A Matilha

"... é... sou eu... isso mesmo... a chuva está muito forte e vou... hã?...demorar pra chegar... não estou te ouvindo direito... vou desligar... até mais."

As gotas grossas de chuva castigavam com violência o orelhão de onde liguei para Glória, o som ali dentro era ensurdecedor, amplificado umas vinte vezes, tornando a permanência naquele lugar impossível para meus ouvidos sensíveis. Do outro lado da rua, um velho edifício sustentava uma marquise por onde a água caía em forma de cascata. Aquele aguaceiro parecia interminável; os raios e trovões passeavam pelos céus da cidade, caprichosos; o vento assobiava uma canção sombria. Corri para baixo daquela marquise e fiquei lá esperando que por algum milagre a chuva parasse. Tive medo que o prédio ou a marquise não aguentasse todo aquele peso e desabasse sobre minha cabeça, mas a chuva parou num piscar de olhos. Desconfiado, esperei por alguns minutos sob a marquise gotejante até que vi uma moça sair de uma casa no outro lado da rua, descer correndo a ladeira e virar à esquerda na esquina alagada. Glória já me esperava há quase duas horas e eu já podia sentir minhas orelhas quentes. Encarei então a subida sob meus pés. Os boeiros estavam entupidos por muito lixo e não davam vazão à água que descia da rua pela canaleta como uma corredeira, vomitando uma mistura fétida que impregnava o ar. Após largos passos enxarcados e alguns escorregões, cheguei ao topo da ladeira onde deparei com uma cena assustadora.

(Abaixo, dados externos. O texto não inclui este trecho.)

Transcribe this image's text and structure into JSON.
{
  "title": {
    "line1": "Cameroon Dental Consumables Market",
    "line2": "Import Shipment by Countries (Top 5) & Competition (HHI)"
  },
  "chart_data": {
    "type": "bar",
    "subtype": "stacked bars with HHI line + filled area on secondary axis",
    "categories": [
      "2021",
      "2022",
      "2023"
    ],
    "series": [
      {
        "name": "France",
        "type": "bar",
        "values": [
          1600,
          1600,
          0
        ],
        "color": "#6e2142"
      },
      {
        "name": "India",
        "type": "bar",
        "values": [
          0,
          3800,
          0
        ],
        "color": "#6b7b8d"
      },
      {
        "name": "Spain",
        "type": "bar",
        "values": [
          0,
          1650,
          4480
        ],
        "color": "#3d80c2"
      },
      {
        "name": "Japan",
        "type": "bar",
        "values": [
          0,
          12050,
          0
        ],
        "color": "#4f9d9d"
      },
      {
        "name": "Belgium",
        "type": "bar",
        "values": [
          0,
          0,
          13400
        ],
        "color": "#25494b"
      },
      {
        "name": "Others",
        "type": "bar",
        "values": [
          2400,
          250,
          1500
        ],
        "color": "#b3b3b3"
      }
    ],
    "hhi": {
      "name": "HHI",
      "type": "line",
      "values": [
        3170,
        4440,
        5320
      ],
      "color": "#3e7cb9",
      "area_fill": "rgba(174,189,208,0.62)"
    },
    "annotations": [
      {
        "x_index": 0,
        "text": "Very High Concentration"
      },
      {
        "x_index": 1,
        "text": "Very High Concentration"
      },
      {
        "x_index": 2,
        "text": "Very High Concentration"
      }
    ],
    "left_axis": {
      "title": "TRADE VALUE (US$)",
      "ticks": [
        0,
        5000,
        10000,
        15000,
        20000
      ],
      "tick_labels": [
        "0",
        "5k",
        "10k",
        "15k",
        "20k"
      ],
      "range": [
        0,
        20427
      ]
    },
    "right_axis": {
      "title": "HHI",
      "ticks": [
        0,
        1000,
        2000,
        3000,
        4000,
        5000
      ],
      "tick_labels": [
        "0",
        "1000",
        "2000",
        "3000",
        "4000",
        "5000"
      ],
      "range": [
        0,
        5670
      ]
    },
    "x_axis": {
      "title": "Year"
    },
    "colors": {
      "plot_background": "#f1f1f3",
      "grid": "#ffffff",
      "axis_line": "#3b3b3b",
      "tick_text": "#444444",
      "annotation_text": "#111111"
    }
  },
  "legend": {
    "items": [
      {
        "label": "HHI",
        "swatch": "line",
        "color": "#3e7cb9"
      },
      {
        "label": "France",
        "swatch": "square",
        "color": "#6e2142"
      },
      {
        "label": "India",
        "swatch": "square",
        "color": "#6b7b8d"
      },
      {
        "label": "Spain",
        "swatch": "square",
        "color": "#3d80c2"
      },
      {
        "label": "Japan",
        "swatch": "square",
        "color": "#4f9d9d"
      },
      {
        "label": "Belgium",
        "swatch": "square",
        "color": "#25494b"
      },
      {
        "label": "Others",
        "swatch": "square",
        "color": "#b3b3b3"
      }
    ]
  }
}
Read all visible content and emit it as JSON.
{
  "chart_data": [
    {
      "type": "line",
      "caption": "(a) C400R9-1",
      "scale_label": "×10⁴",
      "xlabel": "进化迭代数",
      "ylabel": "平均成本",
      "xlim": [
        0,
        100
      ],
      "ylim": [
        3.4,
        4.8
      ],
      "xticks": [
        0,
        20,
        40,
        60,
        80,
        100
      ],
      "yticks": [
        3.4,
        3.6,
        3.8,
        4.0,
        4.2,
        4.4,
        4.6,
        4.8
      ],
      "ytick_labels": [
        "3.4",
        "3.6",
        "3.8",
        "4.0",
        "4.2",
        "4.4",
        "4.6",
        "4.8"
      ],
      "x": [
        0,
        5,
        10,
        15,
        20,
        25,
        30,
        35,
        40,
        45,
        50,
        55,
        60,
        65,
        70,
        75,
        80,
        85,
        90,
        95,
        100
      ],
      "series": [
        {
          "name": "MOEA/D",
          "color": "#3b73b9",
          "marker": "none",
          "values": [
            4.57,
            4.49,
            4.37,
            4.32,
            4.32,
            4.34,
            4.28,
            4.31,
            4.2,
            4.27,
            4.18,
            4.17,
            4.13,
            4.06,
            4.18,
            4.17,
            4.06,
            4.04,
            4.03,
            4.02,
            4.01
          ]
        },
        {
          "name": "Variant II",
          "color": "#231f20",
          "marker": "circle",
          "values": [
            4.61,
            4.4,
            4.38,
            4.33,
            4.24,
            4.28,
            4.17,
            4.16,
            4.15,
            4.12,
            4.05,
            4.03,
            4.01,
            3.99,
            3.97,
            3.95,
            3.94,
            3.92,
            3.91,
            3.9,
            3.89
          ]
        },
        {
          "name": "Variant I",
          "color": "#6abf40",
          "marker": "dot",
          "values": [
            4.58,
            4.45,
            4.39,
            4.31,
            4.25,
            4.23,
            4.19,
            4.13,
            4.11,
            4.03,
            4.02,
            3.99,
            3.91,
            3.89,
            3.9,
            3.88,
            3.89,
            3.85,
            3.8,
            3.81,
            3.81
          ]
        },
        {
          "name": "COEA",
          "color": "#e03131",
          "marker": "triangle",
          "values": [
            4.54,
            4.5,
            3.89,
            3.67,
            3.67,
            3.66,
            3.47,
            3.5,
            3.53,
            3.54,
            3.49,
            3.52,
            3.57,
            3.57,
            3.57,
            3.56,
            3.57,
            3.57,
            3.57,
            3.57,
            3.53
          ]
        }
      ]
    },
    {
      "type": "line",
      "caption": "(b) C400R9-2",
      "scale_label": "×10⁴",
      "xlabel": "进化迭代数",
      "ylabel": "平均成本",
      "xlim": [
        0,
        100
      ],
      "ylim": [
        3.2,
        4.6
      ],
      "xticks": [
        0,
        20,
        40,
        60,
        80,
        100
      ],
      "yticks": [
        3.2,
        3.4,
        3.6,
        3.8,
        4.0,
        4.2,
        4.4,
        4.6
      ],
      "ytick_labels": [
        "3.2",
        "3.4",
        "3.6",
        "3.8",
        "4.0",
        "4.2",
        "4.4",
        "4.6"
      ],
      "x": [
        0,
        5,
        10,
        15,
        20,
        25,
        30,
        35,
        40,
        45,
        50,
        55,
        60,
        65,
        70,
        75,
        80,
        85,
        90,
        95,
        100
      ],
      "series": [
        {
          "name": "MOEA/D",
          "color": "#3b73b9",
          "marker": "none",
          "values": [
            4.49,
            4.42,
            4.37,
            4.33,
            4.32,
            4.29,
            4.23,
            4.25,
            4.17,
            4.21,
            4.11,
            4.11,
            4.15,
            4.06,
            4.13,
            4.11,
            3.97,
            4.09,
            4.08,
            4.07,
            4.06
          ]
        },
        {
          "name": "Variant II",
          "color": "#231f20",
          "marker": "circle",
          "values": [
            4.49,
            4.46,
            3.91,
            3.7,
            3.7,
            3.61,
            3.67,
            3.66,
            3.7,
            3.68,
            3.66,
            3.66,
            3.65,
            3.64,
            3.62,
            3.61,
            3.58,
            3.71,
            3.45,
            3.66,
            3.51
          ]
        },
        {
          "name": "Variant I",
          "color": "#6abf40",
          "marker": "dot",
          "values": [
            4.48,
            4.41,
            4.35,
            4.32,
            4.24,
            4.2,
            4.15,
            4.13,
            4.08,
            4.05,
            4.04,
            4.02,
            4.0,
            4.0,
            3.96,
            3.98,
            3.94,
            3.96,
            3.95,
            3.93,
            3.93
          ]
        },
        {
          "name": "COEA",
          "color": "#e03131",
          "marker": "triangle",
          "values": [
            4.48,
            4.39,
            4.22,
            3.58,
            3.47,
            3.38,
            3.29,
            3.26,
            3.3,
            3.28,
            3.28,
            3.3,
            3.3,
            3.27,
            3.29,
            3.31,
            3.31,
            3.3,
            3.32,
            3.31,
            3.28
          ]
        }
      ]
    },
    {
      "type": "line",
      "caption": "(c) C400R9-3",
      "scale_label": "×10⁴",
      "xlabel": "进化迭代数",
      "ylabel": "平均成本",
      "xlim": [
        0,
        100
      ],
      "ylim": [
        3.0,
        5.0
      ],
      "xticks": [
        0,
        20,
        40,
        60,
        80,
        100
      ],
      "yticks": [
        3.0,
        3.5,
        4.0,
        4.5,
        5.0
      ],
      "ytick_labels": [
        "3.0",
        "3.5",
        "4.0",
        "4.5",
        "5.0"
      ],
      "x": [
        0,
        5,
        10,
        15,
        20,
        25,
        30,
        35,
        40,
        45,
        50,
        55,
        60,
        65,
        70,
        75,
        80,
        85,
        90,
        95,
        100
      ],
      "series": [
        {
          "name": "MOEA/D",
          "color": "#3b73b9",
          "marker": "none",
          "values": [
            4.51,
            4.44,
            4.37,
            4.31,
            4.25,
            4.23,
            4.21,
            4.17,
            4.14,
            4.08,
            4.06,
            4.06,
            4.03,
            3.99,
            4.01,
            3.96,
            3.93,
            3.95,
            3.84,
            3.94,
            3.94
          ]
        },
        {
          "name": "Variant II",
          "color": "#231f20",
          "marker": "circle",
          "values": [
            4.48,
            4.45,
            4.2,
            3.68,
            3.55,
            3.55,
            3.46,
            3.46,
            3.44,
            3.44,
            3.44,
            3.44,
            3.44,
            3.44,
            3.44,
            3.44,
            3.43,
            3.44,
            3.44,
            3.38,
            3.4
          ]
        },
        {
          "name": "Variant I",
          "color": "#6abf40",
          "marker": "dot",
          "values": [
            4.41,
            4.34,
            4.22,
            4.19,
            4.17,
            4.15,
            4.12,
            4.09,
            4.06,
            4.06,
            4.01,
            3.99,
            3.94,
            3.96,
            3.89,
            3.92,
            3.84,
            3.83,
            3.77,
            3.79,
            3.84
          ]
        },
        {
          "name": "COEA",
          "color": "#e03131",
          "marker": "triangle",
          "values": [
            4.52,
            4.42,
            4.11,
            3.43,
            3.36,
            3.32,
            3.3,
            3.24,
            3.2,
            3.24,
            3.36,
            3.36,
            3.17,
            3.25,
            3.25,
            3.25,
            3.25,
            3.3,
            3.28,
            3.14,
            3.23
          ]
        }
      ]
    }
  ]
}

A matilha enxarcada rodeava latões de lixo virados ao chão. Cães molhados e sujos cobertos de sarna e marcados pelos maltratos da rua disputavam à mordidas os restos de comida que encontravam no meio do lixo. Havia entre eles um cão de aparência medonha, grande, bem maior que os outros, de pêlos negro-azulados e com uma grande cicatriz no focinho que me lembrou o alucinado personagem de Al Pacino em Scarface. Esse parecia ser o líder da matilha pois todos os outros cães se afastavam com o rabo entre as pernas quando se aproximava. Rosnando o tempo todo, Scarface, como decidi chamá-lo, com a cara enfiada em alguma coisa gosmenta dentro de um saco de lixo, sentiu a minha presença e voltou-se para mim, me encarando com seus grandes olhos amarelos. Gelei. O pavor tomou conta de mim. Sempre tive medo de cães, desde menino. Idealizei que aquilo poderia ser um teste, que cães não são assim tão maus, que já estava mais do que na hora de eu encarar esse medo. Quando percebi, estava cercado. Os cães vinham em minha direção a passos sincronizados, Todos rosnavam. Tentei enxotá-los com o usual "passa, passa!" enquanto procurava alguma saída daquela situação ridícula, mas de ridícula a situacão ainda tinha muito pouco. Andando de costas encostei em um muro alto que em desespero tentei escalar, minhas mãos escorregavam e meu condicionamento físico penou. Scarface abocanhou meu calcanhar direito em uma de minhas tentativas de escapar pelo muro e tombei de queixo na calçada, mordendo a língua. A enorme dor, o gosto de sangue em minha boca e o cheiro dos cães, embrulharam meu estômago me fazendo vomitar. Ajoelhado, com a testa na calçada, as mãos na boca gemendo de dor, implorei aos cães que fossem embora mas ficaram todos ali, inertes, zombando de meu estado deplorável, então, comecei a rosnar para eles, de quatro, intimando-os num ato de insanidade e cólera. Scarface se aproximou desprezando minha atitude canina, fechei os olhos e me encolhi tentando proteger ao máximo meu corpo. Senti algo líquido e quente escorrendo pelos meus cabelos, descendo pelo meu rosto, pelas minhas costas, o gosto acre de urina e percebi que o desgraçado tinha mijado em mim. Levantei a cabeça furioso e os malditos bichos não estavam mais ali, apenas eu, humilhado pelo meu medo infantil e fedendo a mijo de cachorro.